Multi-View Contrastive Learning for Drug Repositioning on Heterogeneous Biological Networks

Drug repositioning, which identifies new therapeutic potential of approved drugs, is instrumental in accelerating drug discovery. Recently, to alleviate the effect of data sparsity on predicting possible drug-disease associations (DDAs), graph contrastive learning (GCL) has emerged as a promising paradigm for learning discriminative representations of drugs and diseases through distilling informative self-supervised signals. However, existing GCL-based methods devised for DDA prediction still encounter two limitations. Firstly, the crucial heterogeneous property, which allows for capturing nuanced interaction semantics between biological entities, is overlooked. The second is how to perform contrastive view augmentation without relying on stochastic perturbation. In this study, we propose a novel multi-view contrastive learning approach for DDA prediction, namely MICLE. To handle the first issue, protein-related bipartite graphs are integrated with the original DDA network in advance, thereby composing a heterogeneous biological network (HBN).
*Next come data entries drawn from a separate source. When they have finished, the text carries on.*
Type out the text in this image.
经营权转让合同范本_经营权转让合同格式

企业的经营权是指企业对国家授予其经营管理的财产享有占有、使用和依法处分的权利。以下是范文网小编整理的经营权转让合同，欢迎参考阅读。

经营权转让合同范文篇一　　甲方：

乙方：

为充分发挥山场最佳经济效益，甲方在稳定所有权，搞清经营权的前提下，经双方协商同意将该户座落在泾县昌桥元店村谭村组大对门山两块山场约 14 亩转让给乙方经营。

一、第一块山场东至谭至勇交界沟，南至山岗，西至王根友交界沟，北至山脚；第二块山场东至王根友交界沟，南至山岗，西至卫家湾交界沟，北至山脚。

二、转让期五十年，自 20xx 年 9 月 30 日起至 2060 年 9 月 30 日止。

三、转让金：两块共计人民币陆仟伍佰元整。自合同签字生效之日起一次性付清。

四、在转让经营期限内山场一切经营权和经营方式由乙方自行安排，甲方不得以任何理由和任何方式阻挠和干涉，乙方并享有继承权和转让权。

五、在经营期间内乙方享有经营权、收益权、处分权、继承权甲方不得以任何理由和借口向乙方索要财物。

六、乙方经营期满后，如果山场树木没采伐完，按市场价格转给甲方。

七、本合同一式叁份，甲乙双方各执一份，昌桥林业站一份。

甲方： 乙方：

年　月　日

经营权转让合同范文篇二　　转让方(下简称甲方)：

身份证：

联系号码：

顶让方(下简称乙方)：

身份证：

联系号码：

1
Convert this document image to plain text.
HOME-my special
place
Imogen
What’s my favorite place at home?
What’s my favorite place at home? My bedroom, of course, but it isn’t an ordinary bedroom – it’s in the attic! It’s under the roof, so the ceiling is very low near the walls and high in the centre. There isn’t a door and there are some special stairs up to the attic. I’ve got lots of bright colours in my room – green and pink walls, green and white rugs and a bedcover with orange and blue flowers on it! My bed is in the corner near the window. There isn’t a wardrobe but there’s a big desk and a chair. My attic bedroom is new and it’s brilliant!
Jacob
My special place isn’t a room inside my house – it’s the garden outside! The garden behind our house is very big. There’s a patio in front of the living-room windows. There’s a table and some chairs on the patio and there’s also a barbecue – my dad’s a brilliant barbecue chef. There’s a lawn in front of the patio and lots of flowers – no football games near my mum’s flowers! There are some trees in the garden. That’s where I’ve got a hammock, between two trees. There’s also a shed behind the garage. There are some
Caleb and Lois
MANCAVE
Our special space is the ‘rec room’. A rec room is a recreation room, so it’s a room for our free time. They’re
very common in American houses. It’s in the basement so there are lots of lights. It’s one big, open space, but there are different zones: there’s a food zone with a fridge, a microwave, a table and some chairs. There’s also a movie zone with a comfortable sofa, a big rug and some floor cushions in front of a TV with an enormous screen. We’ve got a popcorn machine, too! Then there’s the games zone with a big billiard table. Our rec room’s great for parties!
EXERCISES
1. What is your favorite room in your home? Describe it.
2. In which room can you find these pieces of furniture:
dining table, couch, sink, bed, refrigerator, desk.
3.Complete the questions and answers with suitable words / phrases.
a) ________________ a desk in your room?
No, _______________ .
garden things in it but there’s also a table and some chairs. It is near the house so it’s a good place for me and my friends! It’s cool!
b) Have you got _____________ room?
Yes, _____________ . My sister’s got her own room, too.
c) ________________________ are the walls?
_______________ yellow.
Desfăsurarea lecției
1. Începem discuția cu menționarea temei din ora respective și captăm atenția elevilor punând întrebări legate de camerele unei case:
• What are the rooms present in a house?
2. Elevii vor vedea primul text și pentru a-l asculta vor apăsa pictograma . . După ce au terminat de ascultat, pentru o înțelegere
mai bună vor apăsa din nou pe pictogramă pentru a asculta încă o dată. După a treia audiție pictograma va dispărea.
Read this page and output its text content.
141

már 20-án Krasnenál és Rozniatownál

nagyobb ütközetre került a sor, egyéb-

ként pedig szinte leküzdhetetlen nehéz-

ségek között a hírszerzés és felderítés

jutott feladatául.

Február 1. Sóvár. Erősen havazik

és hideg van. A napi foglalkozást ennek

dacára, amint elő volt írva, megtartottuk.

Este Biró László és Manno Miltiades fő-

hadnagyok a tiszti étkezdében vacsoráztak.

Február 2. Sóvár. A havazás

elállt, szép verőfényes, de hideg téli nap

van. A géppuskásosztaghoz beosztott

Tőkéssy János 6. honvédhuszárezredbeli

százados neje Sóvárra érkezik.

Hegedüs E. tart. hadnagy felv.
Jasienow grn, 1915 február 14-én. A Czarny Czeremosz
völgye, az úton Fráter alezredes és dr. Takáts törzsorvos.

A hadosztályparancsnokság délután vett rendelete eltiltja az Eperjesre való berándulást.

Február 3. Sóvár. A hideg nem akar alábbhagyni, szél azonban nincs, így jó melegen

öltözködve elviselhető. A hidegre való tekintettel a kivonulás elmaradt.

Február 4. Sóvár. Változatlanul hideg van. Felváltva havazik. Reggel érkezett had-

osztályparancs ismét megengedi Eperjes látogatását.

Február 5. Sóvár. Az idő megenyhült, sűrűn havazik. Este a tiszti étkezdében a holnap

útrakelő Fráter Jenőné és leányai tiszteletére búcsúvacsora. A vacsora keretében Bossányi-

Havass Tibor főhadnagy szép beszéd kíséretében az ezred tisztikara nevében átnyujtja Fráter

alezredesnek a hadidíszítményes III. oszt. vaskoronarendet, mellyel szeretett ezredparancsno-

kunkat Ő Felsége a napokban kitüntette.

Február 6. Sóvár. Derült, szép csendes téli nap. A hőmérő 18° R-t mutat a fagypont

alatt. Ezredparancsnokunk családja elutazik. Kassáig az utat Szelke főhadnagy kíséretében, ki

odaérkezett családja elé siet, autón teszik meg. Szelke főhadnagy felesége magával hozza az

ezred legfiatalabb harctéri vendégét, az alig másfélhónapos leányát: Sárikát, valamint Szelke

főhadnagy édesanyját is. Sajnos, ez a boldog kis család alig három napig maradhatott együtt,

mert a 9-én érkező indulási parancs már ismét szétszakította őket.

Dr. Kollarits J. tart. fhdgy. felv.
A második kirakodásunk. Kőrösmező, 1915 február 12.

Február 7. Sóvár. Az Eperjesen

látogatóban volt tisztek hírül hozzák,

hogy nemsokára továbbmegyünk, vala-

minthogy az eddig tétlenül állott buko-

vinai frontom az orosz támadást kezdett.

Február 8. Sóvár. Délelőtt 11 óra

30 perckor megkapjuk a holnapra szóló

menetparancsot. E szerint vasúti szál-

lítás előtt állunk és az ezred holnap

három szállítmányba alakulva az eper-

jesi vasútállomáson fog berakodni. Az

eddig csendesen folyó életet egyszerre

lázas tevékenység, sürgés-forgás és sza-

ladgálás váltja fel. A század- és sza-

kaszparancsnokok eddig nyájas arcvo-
Besides, heterogeneous graph neural network is applied to mine the rich connectivity patterns implicit in the above HBN. For the second limitation, we design the complementary inter-view and intra-view contrastive learning tasks. Specifically, the former ensures that the mutual information between paired nodes across views is maximized, the latter enhances the agreement between each node and its first-order neighbors on similarity networks. Extensive experiments conducted on three benchmarks under 10-fold cross-validation demonstrate the model effectiveness.